This article was originally published on ETFTrends.com.
The United States Oil Fund (USO) , which tracks West Texas Intermediate crude oil futures, notched a modest June gain, but the next few days could be crucial for oil exchange traded funds as headlines emerge from the G-20 summit and the latest Organization of Petroleum Exporting Countries (OPEC) meeting.
Earlier in June, the U.S. Energy Information Agency (EIA) cut its forecasts for 2019 world oil demand growth and U.S. crude production in light of the growing trade tensions between the world’s two largest economies that have crippled economic activity.

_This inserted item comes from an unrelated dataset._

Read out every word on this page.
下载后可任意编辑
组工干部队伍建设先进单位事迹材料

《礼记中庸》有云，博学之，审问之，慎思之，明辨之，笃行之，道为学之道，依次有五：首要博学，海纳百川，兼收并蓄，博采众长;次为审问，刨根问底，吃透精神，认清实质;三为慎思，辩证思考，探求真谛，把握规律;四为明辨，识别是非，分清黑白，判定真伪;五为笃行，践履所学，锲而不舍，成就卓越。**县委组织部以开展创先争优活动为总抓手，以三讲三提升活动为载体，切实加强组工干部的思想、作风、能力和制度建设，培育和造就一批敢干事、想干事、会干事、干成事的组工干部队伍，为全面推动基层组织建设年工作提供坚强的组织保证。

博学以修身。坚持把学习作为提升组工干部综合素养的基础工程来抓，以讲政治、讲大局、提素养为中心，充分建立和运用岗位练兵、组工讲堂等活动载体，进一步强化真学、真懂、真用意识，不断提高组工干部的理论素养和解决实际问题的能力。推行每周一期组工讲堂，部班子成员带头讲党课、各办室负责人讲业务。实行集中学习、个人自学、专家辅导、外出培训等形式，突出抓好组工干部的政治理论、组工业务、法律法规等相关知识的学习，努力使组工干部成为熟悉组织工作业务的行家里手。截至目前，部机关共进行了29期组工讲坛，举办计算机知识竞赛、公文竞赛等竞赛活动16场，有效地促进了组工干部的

“The vast majority of 22 oil experts surveyed by CNBC this week expects WT Crude to trade between $50 and $70 a barrel at the end of August, and most analysts see demand and trade disputes as the biggest driver of oil prices right now, despite escalating tension between the U.S. and Iran,” reports OilPrice.com.
The International Energy Agency projects consumption to increase each quarter of 2019 year-over-year, albeit at a slower-than-usual pace for the first quarter. Meanwhile, on the supply side, Saudi Arabia and other members of the Organization of Petroleum Exporting Countries have been cutting output. Additionally, U.S. sanctions on Iran and Venezuela have reduced further bets on international supplies.
Demand Driving Oil Prices
Some oil market observers see crude being range-bound over the next few months.
“According to the CNBC Oil Survey conducted between June 21 and 26, fifty percent of experts polled expect WTI Crude to be between $60 and $69.99 at the end of August, a range that is just above the current WTI price of $59,” notes OilPrice.com. “Another 41 percent expect WTI in the $50-60 range—the range in which the U.S. benchmark has traded since January this year.”
Not surprisingly, demand is seen as the primary expected driver of oil's price action in the second half of this year.
“A total of 41 percent see global demand as the single biggest driver of oil prices now, while another 18 percent see the U.S. trade disputes with other countries as the determining factor for oil prices, as protracted disputes could weaken demand,” reports OilPrice.com. “Just 14 percent of experts polled see geopolitics as the single biggest driver of the price of oil.”